On peut parler bien sûr d’une musique espagnole, d’une cuisine japonaise et d’une religion hindoue. Mais ces variations culturelles n’empêchent pas qu’avant tout la musique existe, la cuisine existe, la religion existe. Et la morale aussi, qu’elle soit utilitariste ou kantienne.
Il y a une grande dimension humaine, l’humour, qui est plus difficile peut-être à cerner que les autres. Aussi, avant de s’interroger sur ses expressions particulières (humour juif, anglais, français…), on pourrait déjà se demander ce que peut bien être l’humour.
J’en trouve une approche éclairante chez Arthur Koestler (1905-1983), cet intellectuel « engagé » né à Budapest et mort à Londres, ce touche-à-tout passionnant dont on ne parle plus beaucoup aujourd’hui.
Pour lui, l’humour se manifeste lorsqu’on est sur deux routes à la fois, sur « deux plans de référence dont chacun a sa logique interne mais qui sont incompatibles »(1). C’est ce que Koestler appelle la « bissociation », terme par lequel il établit « une distinction entre la routine de la pensée disciplinée dans un seul univers de discours […] et les types créateurs d’activité mentale qui opèrent toujours sur plus d’un plan ». Parmi les contextes dont la collision produit un effet humoristique, il cite : le sens figuré et le sens littéral ; le banal et le sublime ; deux codes de conduite inconciliables. Mais il y en a à profusion.
« J’entends mal et pourtant j’ai mes lunettes » : voilà une plaisanterie pas très drôle mais qui illustre bien la « bissociation » définie par Koestler ! Les chemins changent avec les pays et les langues ; mais l’humour est universel en ce qu’il fait se rencontrer deux routes que l’habitude avait destinées à évoluer en parallèle.
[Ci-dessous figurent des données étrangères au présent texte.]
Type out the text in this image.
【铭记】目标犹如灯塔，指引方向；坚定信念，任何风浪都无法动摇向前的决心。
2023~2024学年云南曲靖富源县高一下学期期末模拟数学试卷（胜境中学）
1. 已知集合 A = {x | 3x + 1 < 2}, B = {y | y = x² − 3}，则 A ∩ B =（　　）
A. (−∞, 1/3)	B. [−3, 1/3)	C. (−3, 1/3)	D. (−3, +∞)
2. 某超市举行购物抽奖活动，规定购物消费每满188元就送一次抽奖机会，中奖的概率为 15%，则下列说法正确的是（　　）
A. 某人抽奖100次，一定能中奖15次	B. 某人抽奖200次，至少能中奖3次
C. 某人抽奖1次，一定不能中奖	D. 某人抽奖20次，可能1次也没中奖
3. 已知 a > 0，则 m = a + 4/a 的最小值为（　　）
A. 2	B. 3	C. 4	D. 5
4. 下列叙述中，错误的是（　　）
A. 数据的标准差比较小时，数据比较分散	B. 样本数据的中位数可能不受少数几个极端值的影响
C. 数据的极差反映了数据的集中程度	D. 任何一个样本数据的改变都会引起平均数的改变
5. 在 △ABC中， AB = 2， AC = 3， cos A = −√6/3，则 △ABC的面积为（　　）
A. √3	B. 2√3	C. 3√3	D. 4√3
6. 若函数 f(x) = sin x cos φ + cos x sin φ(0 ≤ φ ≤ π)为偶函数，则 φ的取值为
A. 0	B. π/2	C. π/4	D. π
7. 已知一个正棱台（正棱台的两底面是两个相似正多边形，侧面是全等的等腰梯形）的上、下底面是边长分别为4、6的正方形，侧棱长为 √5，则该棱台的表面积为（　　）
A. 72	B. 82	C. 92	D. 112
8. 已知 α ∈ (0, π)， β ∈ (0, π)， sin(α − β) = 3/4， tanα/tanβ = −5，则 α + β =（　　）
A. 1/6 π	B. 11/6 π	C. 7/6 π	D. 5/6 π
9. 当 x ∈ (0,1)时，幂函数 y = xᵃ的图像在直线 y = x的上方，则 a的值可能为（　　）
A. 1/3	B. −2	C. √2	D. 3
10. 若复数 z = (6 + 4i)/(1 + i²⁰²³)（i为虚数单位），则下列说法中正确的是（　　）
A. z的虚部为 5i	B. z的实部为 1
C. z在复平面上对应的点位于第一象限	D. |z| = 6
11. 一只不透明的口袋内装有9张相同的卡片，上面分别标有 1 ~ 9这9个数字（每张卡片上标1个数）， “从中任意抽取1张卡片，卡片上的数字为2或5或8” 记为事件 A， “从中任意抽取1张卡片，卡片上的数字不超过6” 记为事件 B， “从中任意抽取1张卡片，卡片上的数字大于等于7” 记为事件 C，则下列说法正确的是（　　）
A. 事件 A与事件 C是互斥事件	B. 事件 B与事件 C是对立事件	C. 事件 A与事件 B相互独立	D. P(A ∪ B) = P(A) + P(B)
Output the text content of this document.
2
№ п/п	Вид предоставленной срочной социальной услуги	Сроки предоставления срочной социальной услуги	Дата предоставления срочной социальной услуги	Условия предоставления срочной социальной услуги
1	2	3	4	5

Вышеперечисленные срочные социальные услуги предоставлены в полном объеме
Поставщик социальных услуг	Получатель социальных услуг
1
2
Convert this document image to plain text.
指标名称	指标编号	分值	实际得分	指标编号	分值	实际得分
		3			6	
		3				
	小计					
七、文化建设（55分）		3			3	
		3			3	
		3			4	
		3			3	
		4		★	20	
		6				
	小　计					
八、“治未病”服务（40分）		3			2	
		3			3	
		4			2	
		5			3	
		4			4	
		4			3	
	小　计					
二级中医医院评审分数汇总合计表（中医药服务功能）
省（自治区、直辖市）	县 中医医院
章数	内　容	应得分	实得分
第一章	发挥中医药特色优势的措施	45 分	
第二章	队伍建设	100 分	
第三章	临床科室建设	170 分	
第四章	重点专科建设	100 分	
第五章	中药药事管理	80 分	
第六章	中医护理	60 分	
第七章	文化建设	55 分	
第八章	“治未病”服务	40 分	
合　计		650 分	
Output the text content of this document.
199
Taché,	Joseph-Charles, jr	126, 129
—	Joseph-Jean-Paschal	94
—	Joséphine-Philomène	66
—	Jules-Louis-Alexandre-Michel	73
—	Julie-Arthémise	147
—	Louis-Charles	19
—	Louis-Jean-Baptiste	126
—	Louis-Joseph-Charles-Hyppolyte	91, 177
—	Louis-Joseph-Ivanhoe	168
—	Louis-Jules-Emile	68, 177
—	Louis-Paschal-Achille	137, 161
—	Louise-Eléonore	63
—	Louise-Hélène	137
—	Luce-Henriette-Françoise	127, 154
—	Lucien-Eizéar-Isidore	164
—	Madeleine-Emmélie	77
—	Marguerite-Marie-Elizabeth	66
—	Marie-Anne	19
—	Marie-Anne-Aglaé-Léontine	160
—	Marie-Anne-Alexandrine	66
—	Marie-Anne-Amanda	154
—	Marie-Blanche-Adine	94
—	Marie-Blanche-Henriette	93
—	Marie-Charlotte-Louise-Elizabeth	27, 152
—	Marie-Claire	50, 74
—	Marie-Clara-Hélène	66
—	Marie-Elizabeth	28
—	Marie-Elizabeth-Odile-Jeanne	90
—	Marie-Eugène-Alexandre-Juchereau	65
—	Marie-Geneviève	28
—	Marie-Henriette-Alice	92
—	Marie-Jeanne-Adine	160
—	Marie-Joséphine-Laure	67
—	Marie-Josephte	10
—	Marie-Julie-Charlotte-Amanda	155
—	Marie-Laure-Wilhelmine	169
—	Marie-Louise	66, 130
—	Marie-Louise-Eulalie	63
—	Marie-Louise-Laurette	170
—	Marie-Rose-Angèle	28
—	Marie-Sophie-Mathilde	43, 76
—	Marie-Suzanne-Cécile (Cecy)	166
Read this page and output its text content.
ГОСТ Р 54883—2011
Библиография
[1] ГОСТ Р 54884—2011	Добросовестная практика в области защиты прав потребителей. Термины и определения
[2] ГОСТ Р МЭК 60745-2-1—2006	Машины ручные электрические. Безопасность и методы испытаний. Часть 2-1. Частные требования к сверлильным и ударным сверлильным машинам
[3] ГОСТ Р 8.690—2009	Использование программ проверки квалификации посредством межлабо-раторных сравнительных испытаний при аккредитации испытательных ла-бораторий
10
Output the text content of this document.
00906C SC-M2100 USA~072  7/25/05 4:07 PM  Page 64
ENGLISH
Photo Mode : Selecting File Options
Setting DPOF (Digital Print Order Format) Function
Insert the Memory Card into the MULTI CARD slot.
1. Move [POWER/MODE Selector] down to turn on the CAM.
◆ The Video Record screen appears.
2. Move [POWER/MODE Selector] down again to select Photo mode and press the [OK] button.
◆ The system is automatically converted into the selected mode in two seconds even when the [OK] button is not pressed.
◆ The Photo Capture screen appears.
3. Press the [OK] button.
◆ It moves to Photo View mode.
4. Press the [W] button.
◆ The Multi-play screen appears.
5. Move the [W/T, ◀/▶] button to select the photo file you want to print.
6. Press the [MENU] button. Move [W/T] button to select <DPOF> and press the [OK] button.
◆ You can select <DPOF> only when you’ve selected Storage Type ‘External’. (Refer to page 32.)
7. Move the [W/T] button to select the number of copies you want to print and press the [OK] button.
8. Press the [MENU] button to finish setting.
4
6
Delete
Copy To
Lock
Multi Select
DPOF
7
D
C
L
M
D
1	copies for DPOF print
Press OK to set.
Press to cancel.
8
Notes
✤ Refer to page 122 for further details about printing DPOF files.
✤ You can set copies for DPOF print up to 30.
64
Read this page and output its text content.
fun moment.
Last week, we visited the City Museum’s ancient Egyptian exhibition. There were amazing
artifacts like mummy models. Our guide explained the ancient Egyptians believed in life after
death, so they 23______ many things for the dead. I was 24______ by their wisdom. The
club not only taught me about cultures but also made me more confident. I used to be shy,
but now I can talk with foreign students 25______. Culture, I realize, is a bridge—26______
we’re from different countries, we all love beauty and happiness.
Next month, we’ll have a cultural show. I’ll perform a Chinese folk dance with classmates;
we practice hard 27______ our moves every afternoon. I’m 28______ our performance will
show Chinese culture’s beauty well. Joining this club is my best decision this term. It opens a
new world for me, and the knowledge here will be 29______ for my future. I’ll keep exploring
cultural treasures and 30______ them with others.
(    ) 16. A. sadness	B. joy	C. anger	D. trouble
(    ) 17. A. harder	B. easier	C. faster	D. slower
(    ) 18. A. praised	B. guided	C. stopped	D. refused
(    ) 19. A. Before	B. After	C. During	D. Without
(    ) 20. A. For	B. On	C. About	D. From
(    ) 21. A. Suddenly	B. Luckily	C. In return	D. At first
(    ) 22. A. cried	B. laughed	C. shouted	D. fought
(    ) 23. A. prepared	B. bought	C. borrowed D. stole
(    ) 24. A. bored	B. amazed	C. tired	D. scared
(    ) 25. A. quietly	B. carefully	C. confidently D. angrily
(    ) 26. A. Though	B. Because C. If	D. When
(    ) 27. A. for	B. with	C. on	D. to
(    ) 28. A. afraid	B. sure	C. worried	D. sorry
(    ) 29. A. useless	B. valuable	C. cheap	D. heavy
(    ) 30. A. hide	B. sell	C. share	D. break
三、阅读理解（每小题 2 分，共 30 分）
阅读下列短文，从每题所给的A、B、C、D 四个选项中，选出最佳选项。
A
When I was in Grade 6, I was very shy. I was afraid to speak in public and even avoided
Pourquoi rions-nous, au fait ? Si nous rions, selon Koestler, c’est que « nos émotions ont une inertie et une persistance plus fortes que nos processus de raisonnement » : elles ne peuvent changer de direction en un instant comme sait le faire l’entendement ; « l’émotion accumulée, privée de son objet, reste en l’air et se décharge dans le rire ».
Koestler rapporte quelques blagues, dont celle-ci : Un médecin réconforte son client : « Votre maladie est très grave, on en meurt neuf fois sur dix. Heureusement que vous êtes venu me voir : je viens de soigner neuf clients qui avaient la même maladie, ils sont tous morts. » Pas de chance, il n’y en a toujours qu’une sur dix pour que ce patient guérisse : les règles des probabilités statistiques ne sont pas applicables aux cas individuels.
Parfois, les deux chemins en présence font l’objet d’un rapprochement qui ne stimule en rien l’esprit. Koestler cite Max Eastman qui, au sujet d’une plaisanterie fastidieuse, disait : « Ce n’est pas un calembour, c’est une expédition punitive. » Koestler désigne ces purs jeux d’assonances (dont la plupart des journaux sont très friands dans leurs titres) au moyen de cette formule savoureuse : « deux fils de pensée disparates attachés par un nœud acoustique ». Quant à la fantaisie et à la gaudriole (auxquelles on renvoie sans cesse l’humour, qui n’a pourtant rien à voir avec elles), elles ne poursuivent qu’un petit bonhomme de chemin à la fois !
Il peut arriver qu’on ne sache pas exactement sur quelles routes on se trouve : une route peut en cacher une autre, et on a cru n’en emprunter qu’une seule. D’où le « comique involontaire », les situations de quiproquo.
Comment vivre sans humour ? Sans détourner le sens des mots que les gens « sérieux » ou qui croient détenir un pouvoir quelconque vous lancent au visage ?
Les fanatiques, que rien ne peut divertir de leur route, désespérément unique, sont à l’exact opposé des humoristes. C’est pourquoi ils cherchent – et parviennent malheureusement parfois – à les détruire.
1. Arthur Koestler, La Quête de l’absolu, Calmann-Lévy, 1981, p. 312.